Many years ago, I won an oratory contest sponsored by the local Optimist Club. I think I recall that it was about Thomas Paine, but I remember nothing else about the talk. What I do remember was that there was a dinner before the competition. I and the other 5 or so competitors were each seated at different tables with the members. I don’t remember the topic of the dinner conversation, but I remember that it was uplifting. There were mostly middle-aged men in the room, and all of them had broad smiles and talked with ease.
In recent years I have allowed the cynicism of the world creep into my attitude. At work one of my specialties is Project Risk Management. In that discipline I look for things that might go wrong. Done correctly, Risk Management allows a team to focus its energy on positive outcomes, with an eye to what may get in the way. Sadly, though, I often let the downside of the Risk become my focus. I sometimes only see what may go wrong.
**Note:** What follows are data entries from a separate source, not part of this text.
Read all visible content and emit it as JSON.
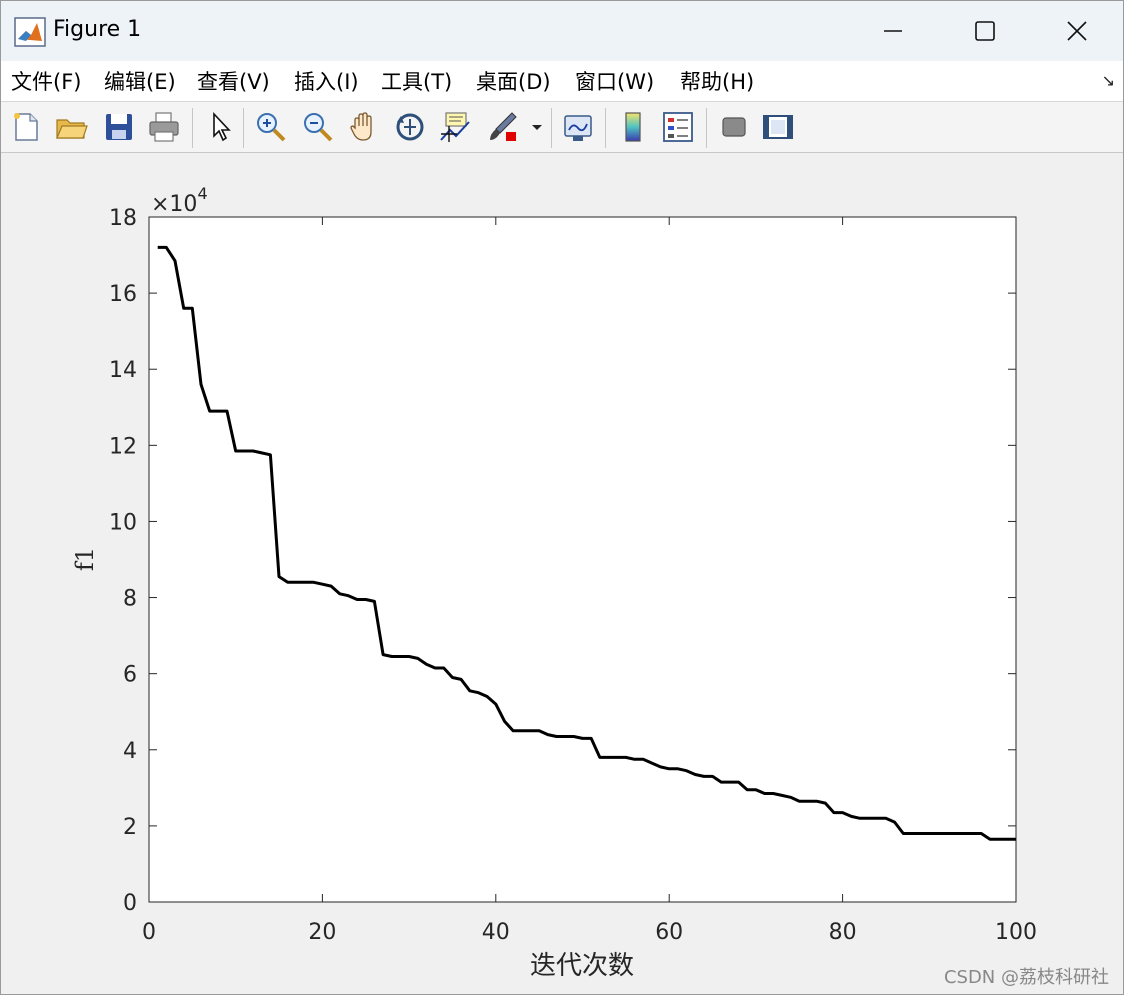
{
  "window": {
    "title": "Figure 1",
    "buttons": {
      "minimize": "minimize-icon",
      "maximize": "maximize-icon",
      "close": "close-icon"
    }
  },
  "menu": {
    "items": [
      {
        "label": "文件(F)"
      },
      {
        "label": "编辑(E)"
      },
      {
        "label": "查看(V)"
      },
      {
        "label": "插入(I)"
      },
      {
        "label": "工具(T)"
      },
      {
        "label": "桌面(D)"
      },
      {
        "label": "窗口(W)"
      },
      {
        "label": "帮助(H)"
      }
    ],
    "dock_arrow": "↘"
  },
  "toolbar": {
    "icons": [
      "new-file-icon",
      "open-folder-icon",
      "save-icon",
      "print-icon",
      "pointer-icon",
      "zoom-in-icon",
      "zoom-out-icon",
      "pan-hand-icon",
      "rotate-3d-icon",
      "data-cursor-icon",
      "brush-icon",
      "brush-dropdown-icon",
      "link-plot-icon",
      "colorbar-icon",
      "legend-icon",
      "hide-plot-tools-icon",
      "show-plot-tools-icon"
    ]
  },
  "chart_data": {
    "type": "line",
    "title": "",
    "xlabel": "迭代次数",
    "ylabel": "f1",
    "exponent_label": "×10",
    "exponent_power": "4",
    "xlim": [
      0,
      100
    ],
    "ylim": [
      0,
      18
    ],
    "xticks": [
      0,
      20,
      40,
      60,
      80,
      100
    ],
    "yticks": [
      0,
      2,
      4,
      6,
      8,
      10,
      12,
      14,
      16,
      18
    ],
    "line_color": "#000000",
    "series": [
      {
        "x": [
          1,
          2,
          3,
          4,
          5,
          6,
          7,
          8,
          9,
          10,
          11,
          12,
          13,
          14,
          15,
          16,
          17,
          18,
          19,
          20,
          21,
          22,
          23,
          24,
          25,
          26,
          27,
          28,
          29,
          30,
          31,
          32,
          33,
          34,
          35,
          36,
          37,
          38,
          39,
          40,
          41,
          42,
          43,
          44,
          45,
          46,
          47,
          48,
          49,
          50,
          51,
          52,
          53,
          54,
          55,
          56,
          57,
          58,
          59,
          60,
          61,
          62,
          63,
          64,
          65,
          66,
          67,
          68,
          69,
          70,
          71,
          72,
          73,
          74,
          75,
          76,
          77,
          78,
          79,
          80,
          81,
          82,
          83,
          84,
          85,
          86,
          87,
          88,
          89,
          90,
          91,
          92,
          93,
          94,
          95,
          96,
          97,
          98,
          99,
          100
        ],
        "values": [
          17.2,
          17.2,
          16.85,
          15.6,
          15.6,
          13.6,
          12.9,
          12.9,
          12.9,
          11.85,
          11.85,
          11.85,
          11.8,
          11.75,
          8.55,
          8.4,
          8.4,
          8.4,
          8.4,
          8.35,
          8.3,
          8.1,
          8.05,
          7.95,
          7.95,
          7.9,
          6.5,
          6.45,
          6.45,
          6.45,
          6.4,
          6.25,
          6.15,
          6.15,
          5.9,
          5.85,
          5.55,
          5.5,
          5.4,
          5.2,
          4.75,
          4.5,
          4.5,
          4.5,
          4.5,
          4.4,
          4.35,
          4.35,
          4.35,
          4.3,
          4.3,
          3.8,
          3.8,
          3.8,
          3.8,
          3.75,
          3.75,
          3.65,
          3.55,
          3.5,
          3.5,
          3.45,
          3.35,
          3.3,
          3.3,
          3.15,
          3.15,
          3.15,
          2.95,
          2.95,
          2.85,
          2.85,
          2.8,
          2.75,
          2.65,
          2.65,
          2.65,
          2.6,
          2.35,
          2.35,
          2.25,
          2.2,
          2.2,
          2.2,
          2.2,
          2.1,
          1.8,
          1.8,
          1.8,
          1.8,
          1.8,
          1.8,
          1.8,
          1.8,
          1.8,
          1.8,
          1.65,
          1.65,
          1.65,
          1.65
        ]
      }
    ]
  },
  "watermark": "CSDN @荔枝科研社"
}
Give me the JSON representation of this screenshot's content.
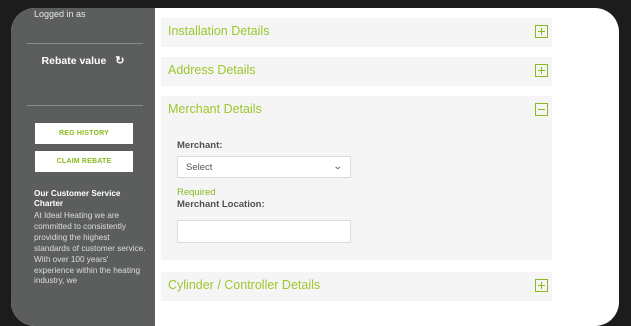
{
  "sidebar": {
    "logged_in_label": "Logged in as",
    "rebate_label": "Rebate value",
    "reg_history_button": "REG HISTORY",
    "claim_rebate_button": "CLAIM REBATE",
    "charter_title": "Our Customer Service Charter",
    "charter_text": "At Ideal Heating we are committed to consistently providing the highest standards of customer service. With over 100 years' experience within the heating industry, we"
  },
  "sections": {
    "installation_title": "Installation Details",
    "address_title": "Address Details",
    "merchant_title": "Merchant Details",
    "cylinder_title": "Cylinder / Controller Details"
  },
  "merchant_form": {
    "merchant_label": "Merchant:",
    "merchant_select_value": "Select",
    "required_text": "Required",
    "location_label": "Merchant Location:",
    "location_value": ""
  },
  "colors": {
    "accent": "#8ab81f",
    "sidebar_bg": "#5b5e5c",
    "panel_bg": "#f5f5f5",
    "outer_bg": "#1c1c1c"
  },
  "icons": {
    "refresh": "refresh-icon",
    "expand": "plus-square-icon",
    "collapse": "minus-square-icon",
    "dropdown": "chevron-down-icon"
  }
}
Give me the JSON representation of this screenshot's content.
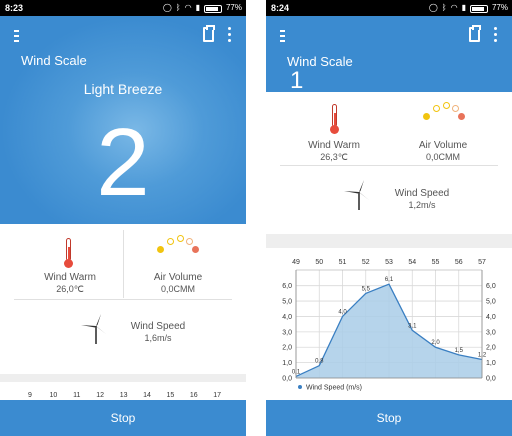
{
  "screen1": {
    "status": {
      "time": "8:23",
      "battery": "77%"
    },
    "title": "Wind Scale",
    "level_name": "Light Breeze",
    "level": "2",
    "wind_warm": {
      "label": "Wind Warm",
      "value": "26,0℃"
    },
    "air_volume": {
      "label": "Air Volume",
      "value": "0,0CMM"
    },
    "wind_speed": {
      "label": "Wind Speed",
      "value": "1,6m/s"
    },
    "top_ticks": [
      "9",
      "10",
      "11",
      "12",
      "13",
      "14",
      "15",
      "16",
      "17"
    ],
    "stop_label": "Stop"
  },
  "screen2": {
    "status": {
      "time": "8:24",
      "battery": "77%"
    },
    "title": "Wind Scale",
    "level": "1",
    "wind_warm": {
      "label": "Wind Warm",
      "value": "26,3℃"
    },
    "air_volume": {
      "label": "Air Volume",
      "value": "0,0CMM"
    },
    "wind_speed": {
      "label": "Wind Speed",
      "value": "1,2m/s"
    },
    "stop_label": "Stop"
  },
  "colors": {
    "accent": "#3b8bd0",
    "chart_line": "#3a7fc2",
    "chart_fill": "#a9cde8",
    "thermo": "#e74c3c"
  },
  "icons": [
    "menu-icon",
    "clipboard-icon",
    "more-vert-icon",
    "thermometer-icon",
    "air-volume-dots-icon",
    "wind-turbine-icon"
  ],
  "chart_data": {
    "type": "area",
    "x": [
      49,
      50,
      51,
      52,
      53,
      54,
      55,
      56,
      57
    ],
    "series": [
      {
        "name": "Wind Speed (m/s)",
        "values": [
          0.1,
          0.8,
          4.0,
          5.5,
          6.1,
          3.1,
          2.0,
          1.5,
          1.2
        ]
      }
    ],
    "point_labels": [
      "0,1",
      "0,8",
      "4,0",
      "5,5",
      "6,1",
      "3,1",
      "2,0",
      "1,5",
      "1,2"
    ],
    "y_ticks": [
      "0,0",
      "1,0",
      "2,0",
      "3,0",
      "4,0",
      "5,0",
      "6,0"
    ],
    "ylim": [
      0,
      6.5
    ],
    "grid": true,
    "legend": "bottom-left"
  }
}
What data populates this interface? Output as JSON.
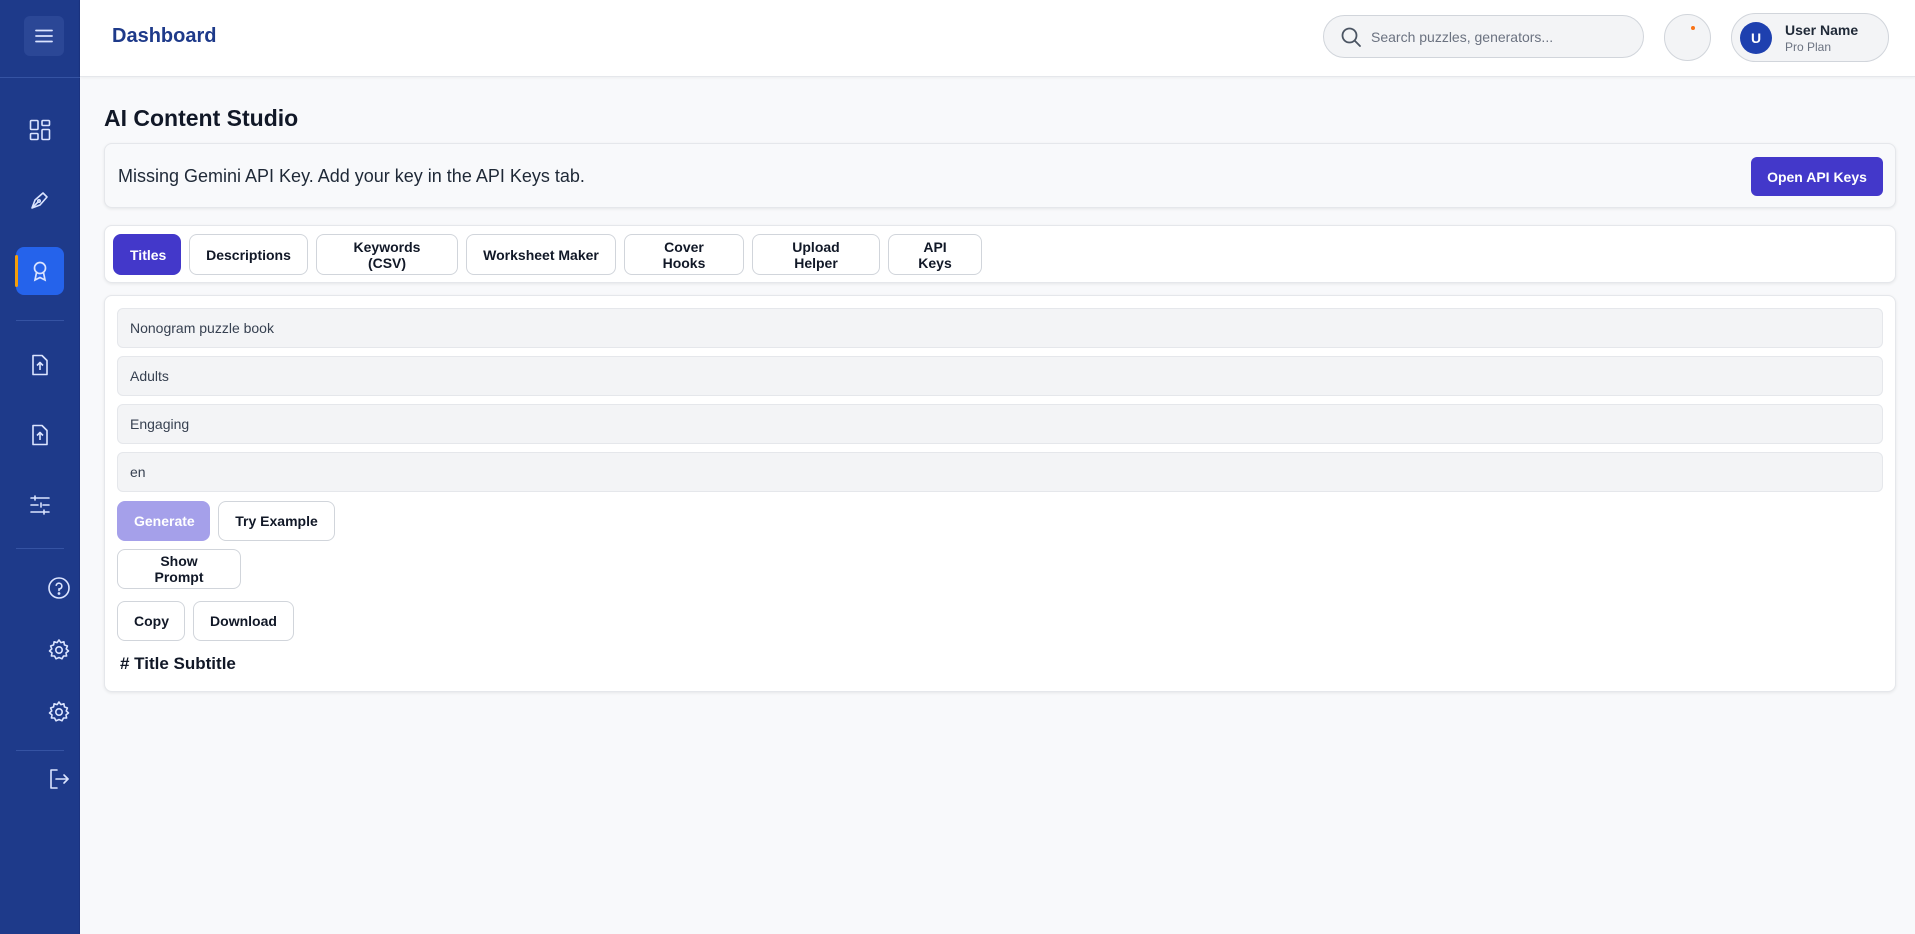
{
  "header": {
    "title": "Dashboard",
    "search_placeholder": "Search puzzles, generators...",
    "user": {
      "avatar_initial": "U",
      "name": "User Name",
      "plan": "Pro Plan"
    }
  },
  "sidebar": {
    "items": [
      {
        "icon": "grid-icon"
      },
      {
        "icon": "pen-tool-icon"
      },
      {
        "icon": "award-icon",
        "active": true
      },
      {
        "icon": "file-upload-icon"
      },
      {
        "icon": "file-upload-icon"
      },
      {
        "icon": "sliders-icon"
      },
      {
        "icon": "help-circle-icon"
      },
      {
        "icon": "settings-icon"
      },
      {
        "icon": "settings-icon"
      },
      {
        "icon": "logout-icon"
      }
    ]
  },
  "main": {
    "page_title": "AI Content Studio",
    "alert": {
      "message": "Missing Gemini API Key. Add your key in the API Keys tab.",
      "button": "Open API Keys"
    },
    "tabs": [
      "Titles",
      "Descriptions",
      "Keywords (CSV)",
      "Worksheet Maker",
      "Cover Hooks",
      "Upload Helper",
      "API Keys"
    ],
    "active_tab": "Titles",
    "form": {
      "topic": "Nonogram puzzle book",
      "audience": "Adults",
      "tone": "Engaging",
      "language": "en"
    },
    "buttons": {
      "generate": "Generate",
      "try_example": "Try Example",
      "show_prompt": "Show Prompt",
      "copy": "Copy",
      "download": "Download"
    },
    "result_heading": "# Title Subtitle"
  },
  "colors": {
    "sidebar": "#1e3a8a",
    "primary": "#4338ca",
    "active_item": "#2563eb",
    "accent": "#f59e0b"
  }
}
At home I am no different. I obsess about what may go wrong to the point that it eats at my insides. I avoid even the hint of bad news, because I know that it will drag me down emotionally. I have lost that ability to do what this quote suggests; namely to acknowledge the problems, but focus on the solution.
It is 10:45pm, and I have been trying to write about this quote all day. I was talking to a family member who reminded me that there is plenty in my life right now that lends itself to optimism. There are difficulties, but things are looking up. One would think that I should feel unburdened, but I find myself unable to let go of the worry.
I think that this quote, more than many in recent weeks, is a prescription for me. This quote reminds me of what life can be when I take on a more optimistic view. I don’t like living in my cynical self. I want to be an optimist again.
When I finish posting this, I am going to make a little sign for my office with this quote on it to serve as a reminder to get my head out of my rear, and start seeing the positives again.
I can totally relate to this as I have a very cynical sense of humour. It can be hard to take a step back and see the silver lining and look forward with positivity, but you solely focusing on the bad things is just as bad as that ‘head in the sand’ kind of idealism you mentioned.
That’s a great quote because it highlights the real balance of optimism, seeing the bad but highlighting the good. Keep working at it, you’ll get there through time and perseverance.
I agree that only focusing on the bad is just as bad as sticking my head in the sand.
Thank you for the words of encouragement. The first step for me was to see that I was being negative, now is where the perseverance comes into play.